Merveilleux, pensai-je. C’est rare d’être comme ça. Il y a sûrement beaucoup plus de gens qui souffrent d’insomnie que de gens comme lui. C’était le cas de mon père. Il se plaignait toujours de ne pas dormir. Il avait du mal à s’endormir et en plus se réveillait au moindre petit bruit.
Mais pas mon mari. Une fois endormi, rien ne le réveillait avant le matin. Au début de notre mariage, ça m’amusait, et j’avais fait diverses expériences pour essayer de découvrir ce qui pourrait bien le réveiller. Je lui versais de l’eau sur la figure, lui chatouillais le nez avec une brosse, rien n’y faisait. Si je continuais suffisamment longtemps, il finissait par pousser un gémissement de désagrément, et c’était tout. Il ne rêvait même pas. En tout cas, il ne se souvenait d’aucun de ses rêves. Évidemment, il n’avait jamais fait de rêve éveillé comme moi.
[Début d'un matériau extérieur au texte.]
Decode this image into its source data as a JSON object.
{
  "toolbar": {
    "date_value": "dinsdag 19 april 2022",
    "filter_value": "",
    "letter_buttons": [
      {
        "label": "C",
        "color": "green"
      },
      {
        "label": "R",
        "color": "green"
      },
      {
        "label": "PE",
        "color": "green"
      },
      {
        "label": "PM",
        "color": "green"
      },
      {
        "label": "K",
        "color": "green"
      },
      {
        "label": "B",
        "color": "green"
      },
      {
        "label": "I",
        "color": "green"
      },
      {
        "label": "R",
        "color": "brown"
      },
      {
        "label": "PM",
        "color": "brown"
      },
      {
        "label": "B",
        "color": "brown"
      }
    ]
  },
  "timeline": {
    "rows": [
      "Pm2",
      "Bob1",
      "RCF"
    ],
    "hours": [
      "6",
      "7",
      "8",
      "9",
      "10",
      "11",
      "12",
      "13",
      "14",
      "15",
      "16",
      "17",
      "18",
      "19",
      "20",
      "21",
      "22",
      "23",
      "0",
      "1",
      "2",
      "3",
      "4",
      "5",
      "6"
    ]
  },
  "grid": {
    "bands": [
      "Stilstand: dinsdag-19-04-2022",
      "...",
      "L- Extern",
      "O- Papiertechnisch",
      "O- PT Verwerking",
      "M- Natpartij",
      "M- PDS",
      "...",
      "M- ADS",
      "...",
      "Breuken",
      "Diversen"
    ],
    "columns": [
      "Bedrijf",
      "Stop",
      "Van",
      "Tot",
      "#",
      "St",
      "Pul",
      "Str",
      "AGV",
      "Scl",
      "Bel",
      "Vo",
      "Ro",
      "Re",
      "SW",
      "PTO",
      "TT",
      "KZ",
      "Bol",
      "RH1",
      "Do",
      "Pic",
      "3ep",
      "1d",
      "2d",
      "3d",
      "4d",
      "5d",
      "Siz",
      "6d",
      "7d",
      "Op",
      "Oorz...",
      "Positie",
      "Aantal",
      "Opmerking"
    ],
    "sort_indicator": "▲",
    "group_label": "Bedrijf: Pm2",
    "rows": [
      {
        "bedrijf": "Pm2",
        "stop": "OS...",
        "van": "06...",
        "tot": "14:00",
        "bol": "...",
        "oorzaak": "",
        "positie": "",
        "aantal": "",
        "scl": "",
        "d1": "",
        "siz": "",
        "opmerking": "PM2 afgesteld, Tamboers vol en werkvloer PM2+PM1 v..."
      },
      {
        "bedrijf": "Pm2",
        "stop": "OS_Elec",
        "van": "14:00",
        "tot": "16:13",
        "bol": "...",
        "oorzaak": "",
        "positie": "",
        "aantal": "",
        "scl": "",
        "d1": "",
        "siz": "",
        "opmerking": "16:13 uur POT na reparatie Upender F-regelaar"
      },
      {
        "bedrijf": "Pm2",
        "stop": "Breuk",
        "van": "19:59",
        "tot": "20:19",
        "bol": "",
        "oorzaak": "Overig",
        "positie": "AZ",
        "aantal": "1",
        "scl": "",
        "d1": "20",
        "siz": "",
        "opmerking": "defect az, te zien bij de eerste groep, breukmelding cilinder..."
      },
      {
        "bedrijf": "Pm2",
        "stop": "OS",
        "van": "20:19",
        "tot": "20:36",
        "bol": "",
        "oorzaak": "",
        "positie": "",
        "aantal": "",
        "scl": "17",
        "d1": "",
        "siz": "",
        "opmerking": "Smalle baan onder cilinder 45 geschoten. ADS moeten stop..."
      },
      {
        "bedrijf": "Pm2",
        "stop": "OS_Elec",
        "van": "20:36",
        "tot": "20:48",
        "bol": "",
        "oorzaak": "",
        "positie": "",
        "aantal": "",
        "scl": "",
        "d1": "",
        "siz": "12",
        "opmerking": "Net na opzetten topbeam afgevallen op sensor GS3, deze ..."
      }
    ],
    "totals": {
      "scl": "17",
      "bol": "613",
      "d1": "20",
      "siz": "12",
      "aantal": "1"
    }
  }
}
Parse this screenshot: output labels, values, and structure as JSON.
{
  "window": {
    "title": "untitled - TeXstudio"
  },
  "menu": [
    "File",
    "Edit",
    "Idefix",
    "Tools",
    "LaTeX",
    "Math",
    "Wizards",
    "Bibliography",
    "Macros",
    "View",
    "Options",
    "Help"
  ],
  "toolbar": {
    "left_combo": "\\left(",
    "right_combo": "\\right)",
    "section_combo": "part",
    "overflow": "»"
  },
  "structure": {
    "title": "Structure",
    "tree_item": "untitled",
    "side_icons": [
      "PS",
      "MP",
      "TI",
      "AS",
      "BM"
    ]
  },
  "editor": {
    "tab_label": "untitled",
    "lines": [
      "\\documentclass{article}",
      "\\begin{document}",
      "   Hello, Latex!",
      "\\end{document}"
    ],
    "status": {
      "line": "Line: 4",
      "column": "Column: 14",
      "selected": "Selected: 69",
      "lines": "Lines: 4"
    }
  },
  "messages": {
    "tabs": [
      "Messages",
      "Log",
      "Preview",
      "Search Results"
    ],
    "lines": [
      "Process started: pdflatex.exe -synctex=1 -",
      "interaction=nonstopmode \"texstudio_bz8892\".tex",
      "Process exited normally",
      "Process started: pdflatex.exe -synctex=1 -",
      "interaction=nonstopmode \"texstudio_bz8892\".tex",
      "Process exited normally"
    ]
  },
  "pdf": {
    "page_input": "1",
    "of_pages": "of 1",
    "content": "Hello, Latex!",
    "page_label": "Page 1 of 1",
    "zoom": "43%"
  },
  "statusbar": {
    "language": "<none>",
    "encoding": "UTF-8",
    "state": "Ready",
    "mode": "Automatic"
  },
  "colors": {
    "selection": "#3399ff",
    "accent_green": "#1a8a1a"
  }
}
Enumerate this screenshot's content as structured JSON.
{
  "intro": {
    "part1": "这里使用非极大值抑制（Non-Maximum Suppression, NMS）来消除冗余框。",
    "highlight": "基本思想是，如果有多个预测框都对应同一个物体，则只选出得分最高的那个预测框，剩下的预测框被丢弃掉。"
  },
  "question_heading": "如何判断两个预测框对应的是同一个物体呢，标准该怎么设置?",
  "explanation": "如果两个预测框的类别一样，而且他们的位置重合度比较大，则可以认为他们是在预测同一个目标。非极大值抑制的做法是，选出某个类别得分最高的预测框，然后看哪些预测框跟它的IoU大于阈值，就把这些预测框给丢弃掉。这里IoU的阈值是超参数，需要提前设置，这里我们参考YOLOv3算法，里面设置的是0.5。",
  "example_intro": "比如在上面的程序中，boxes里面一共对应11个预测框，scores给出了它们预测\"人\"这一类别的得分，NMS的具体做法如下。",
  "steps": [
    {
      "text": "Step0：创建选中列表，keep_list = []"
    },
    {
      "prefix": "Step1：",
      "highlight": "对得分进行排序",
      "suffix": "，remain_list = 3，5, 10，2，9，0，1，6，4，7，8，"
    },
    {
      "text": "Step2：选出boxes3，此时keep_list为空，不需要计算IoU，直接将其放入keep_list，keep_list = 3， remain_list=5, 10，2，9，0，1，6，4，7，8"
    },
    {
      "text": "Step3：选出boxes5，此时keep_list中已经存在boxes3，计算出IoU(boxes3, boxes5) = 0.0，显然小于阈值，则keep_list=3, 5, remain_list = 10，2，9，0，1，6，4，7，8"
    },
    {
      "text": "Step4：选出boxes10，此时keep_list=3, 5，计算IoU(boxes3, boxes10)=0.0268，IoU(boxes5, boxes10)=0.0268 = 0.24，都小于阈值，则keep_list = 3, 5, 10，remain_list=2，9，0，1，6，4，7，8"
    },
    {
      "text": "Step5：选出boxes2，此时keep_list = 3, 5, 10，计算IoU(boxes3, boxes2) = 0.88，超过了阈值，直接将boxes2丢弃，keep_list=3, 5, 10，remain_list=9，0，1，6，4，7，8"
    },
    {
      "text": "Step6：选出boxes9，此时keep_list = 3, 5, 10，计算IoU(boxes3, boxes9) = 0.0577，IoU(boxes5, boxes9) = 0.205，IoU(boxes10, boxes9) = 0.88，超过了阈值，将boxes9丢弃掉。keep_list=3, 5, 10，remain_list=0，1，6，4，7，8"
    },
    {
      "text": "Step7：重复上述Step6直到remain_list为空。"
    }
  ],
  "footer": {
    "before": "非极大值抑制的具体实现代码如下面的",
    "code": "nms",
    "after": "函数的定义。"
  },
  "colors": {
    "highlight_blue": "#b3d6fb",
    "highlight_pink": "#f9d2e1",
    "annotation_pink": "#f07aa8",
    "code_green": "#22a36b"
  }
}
Il dormait aussi profondément qu’une tortue enfouie dans la vase, et voilà.
Magnifique ! Je restai allongée une dizaine de minutes à côté de lui et me levai. J’allai au salon, allumai le lampadaire, me versai un verre de cognac. Puis je m’assis sur le canapé et me mis à lire en savourant mon cognac gorgée après gorgée. Je me rappelai le chocolat que j’avais caché dans la contre-porte et m’en gavai. Et ainsi jusqu’au matin. Quand l’aube arriva, je refermai mon livre et me fis du café. Ensuite, je me préparai un sandwich et le mangeai.
Tous les jours la même chose recommença.
Je m’acquittais rapidement des tâches ménagères puis passais le reste de la matinée à lire. Un peu avant midi, je m’arrêtais pour préparer le déjeuner de mon mari. Lorsqu’il repartait travailler vers une heure, j’allais à la piscine en voiture. Depuis que je ne dormais plus, il fallait que je nage au moins une heure par jour. Trente minutes d’exercice ne me suffisaient pas. Pendant que je nageais, je me concentrais uniquement là-dessus. Je ne pensais à rien d’autre qu’à bouger efficacement mon corps, à inspirer et expirer régulièrement. Même quand je rencontrais des gens que je connaissais, je ne leur parlais pratiquement pas. Je me contentais de les saluer rapidement. Si on m’invitait, je prétextais quelque chose d’urgent à faire pour m’esquiver. Je n’avais envie de fréquenter personne. Je n’avais pas de temps à perdre en bavardages inutiles. Après avoir nagé tout mon soûl, je n’avais qu’une hâte : rentrer chez moi et lire..
Par devoir, je faisais les courses, le ménage, préparais à manger, tenais compagnie à mon fils. Par devoir, je faisais l’amour avec mon mari. Quand on est habitué, ce n’est pas bien compliqué. C’est même plutôt simple. Il suffit de couper toute connexion entre mental et physique. Pendant que mon corps s’agitait de son côté, mon esprit flottait dans un espace réservé à lui seul. Je rangeais la maison sans penser à rien. Je donnais à goûter à mon fils, parlais avec mon mari.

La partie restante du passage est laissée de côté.